The study’s findings are described as “important” by the authors of an accompanying editorial, who suggest that cost savings achieved with effective two-drug therapy could be used to improve rates of engagement and retention in care, both key to controlling the HIV epidemic in the US.
First-line HIV therapy normally consists of three drugs from two separate antiretroviral classes. This treatment usually costs upwards of $30,000 per patient, per year.
Results of a pilot study presented to the 15th European AIDS Conference this year showed that first-line treatment with two just two drugs – the potent integrase inhibitor dolutegravir with lamivudine – had excellent virological efficacy over 48 weeks, with a favourable safely/toxicity profile. Full results will be published in 2016.
Investigators wanted to see if this two-drug combination would be cost effective and estimate the potential savings that would be achieved if it were used in first-line treatment strategies.
They constructed a model involving four treatment strategies for treatment-naïve patients in the US.
- No treatment – for modelling comparison.
- Initial treatment with dolutegravir and lamivudine.
- Induction and maintenance therapy – an initial three-drug regimen of dolutegravir/abacavir/lamivudine, followed by maintenance therapy with dolutegravir-lamivudine for patients with virological suppression after 48 weeks of induction therapy.
- Standard of care - three-drug therapy with dolutegravir/abacavir/lamivudine.
The authors calculated the incremental cost-effectiveness ratios (ICERs) for each strategy compared to the next least expensive strategy. A strategy was regarded as cost-effective if its ICER was below the accepted threshold of $100,000 per quality-adjusted life year (QALY). A quality-adjusted life year in health economic terms is a year of perfect health and the ICER is the extra cost of buying a year of perfect health with a new intervention compared to the existing standard of care.
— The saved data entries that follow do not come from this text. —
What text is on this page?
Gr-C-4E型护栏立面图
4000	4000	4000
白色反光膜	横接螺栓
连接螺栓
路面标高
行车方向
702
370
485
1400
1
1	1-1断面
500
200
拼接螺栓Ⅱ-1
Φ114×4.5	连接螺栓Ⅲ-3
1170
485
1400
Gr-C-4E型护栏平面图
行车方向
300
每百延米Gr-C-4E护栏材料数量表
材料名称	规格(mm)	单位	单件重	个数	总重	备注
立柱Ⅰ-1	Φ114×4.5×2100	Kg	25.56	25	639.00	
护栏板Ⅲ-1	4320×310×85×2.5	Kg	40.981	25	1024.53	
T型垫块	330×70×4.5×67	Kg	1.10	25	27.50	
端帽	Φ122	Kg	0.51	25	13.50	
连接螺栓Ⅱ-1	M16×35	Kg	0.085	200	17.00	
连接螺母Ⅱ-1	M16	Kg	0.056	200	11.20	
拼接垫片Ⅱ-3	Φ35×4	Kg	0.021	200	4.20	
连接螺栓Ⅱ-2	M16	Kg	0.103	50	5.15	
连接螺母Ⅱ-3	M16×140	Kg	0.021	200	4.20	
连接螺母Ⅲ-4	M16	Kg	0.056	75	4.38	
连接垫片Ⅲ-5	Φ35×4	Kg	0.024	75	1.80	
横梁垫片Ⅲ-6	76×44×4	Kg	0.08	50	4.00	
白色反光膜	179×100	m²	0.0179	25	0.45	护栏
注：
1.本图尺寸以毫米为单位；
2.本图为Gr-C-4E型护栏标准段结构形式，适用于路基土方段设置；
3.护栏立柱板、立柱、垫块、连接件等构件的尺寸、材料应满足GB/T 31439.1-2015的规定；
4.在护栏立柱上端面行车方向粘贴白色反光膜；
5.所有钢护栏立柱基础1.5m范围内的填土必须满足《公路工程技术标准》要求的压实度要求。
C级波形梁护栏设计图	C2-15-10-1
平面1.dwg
It was estimated that 93% of patients would have virological suppression after 48 weeks of three-drug treatment. The investigators adopted a cautious approach to the efficacy of two-drug therapy, assuming that 87% of patients would have a viral load below 50 copies/ml after starting treatment with this combination. They also assumed a virological failure rate of 0.6% per month for patients taking two-drug maintenance therapy; this compared to a monthly failure rate of just 0.1% for patients receiving the standard of care.
After applying discounts, the cost of annual treatment with dolutegravir/abacavir/lamivudine was input at $24,500, and annual treatment with dolutegravir-lamivudine was calculated as costing $15,200.
The five-year survival rate was 90% for standard of care, induction and maintenance therapy and two-drug treatment. The proportion of patients remaining on first-line treatment at year five ranged from 97% for patients receiving standard of care to 89% for patients who received initial two-drug therapy.
Compared to no treatment, the ICER for induction and maintenance therapy was $22,500/QALY. Compared to induction and maintenance therapy, the ICER for standard of care was over $500,000/QALY and was not cost effective. The clinical and economic outcomes of two-drug treatment were almost identical to those for induction and maintenance therapy (ICER compared to no therapy, $26,000/QALY).
A 50% uptake by patients starting ART of either induction-maintenance therapy or two-drug therapy was calculated to achieve five-year cost savings of $550 million and $800 million, respectively. Savings reached $3 billion if 25% of currently suppressed patients switched to dolutegravir-lamivudine.
“Given this substantial potential economic benefit alongside excellent clinical outcomes, if upcoming pilot data are promising, a fully-powered clinical trial to evaluate the non-inferiority of these strategies should be conducted,” conclude the investigators.
The study’s findings are described as “novel and compelling” in the accompanying editorial, the authors commenting, “two-drug strategies offer real potential to reduce HIV treatment costs, not only in the United States but in other countries as well.”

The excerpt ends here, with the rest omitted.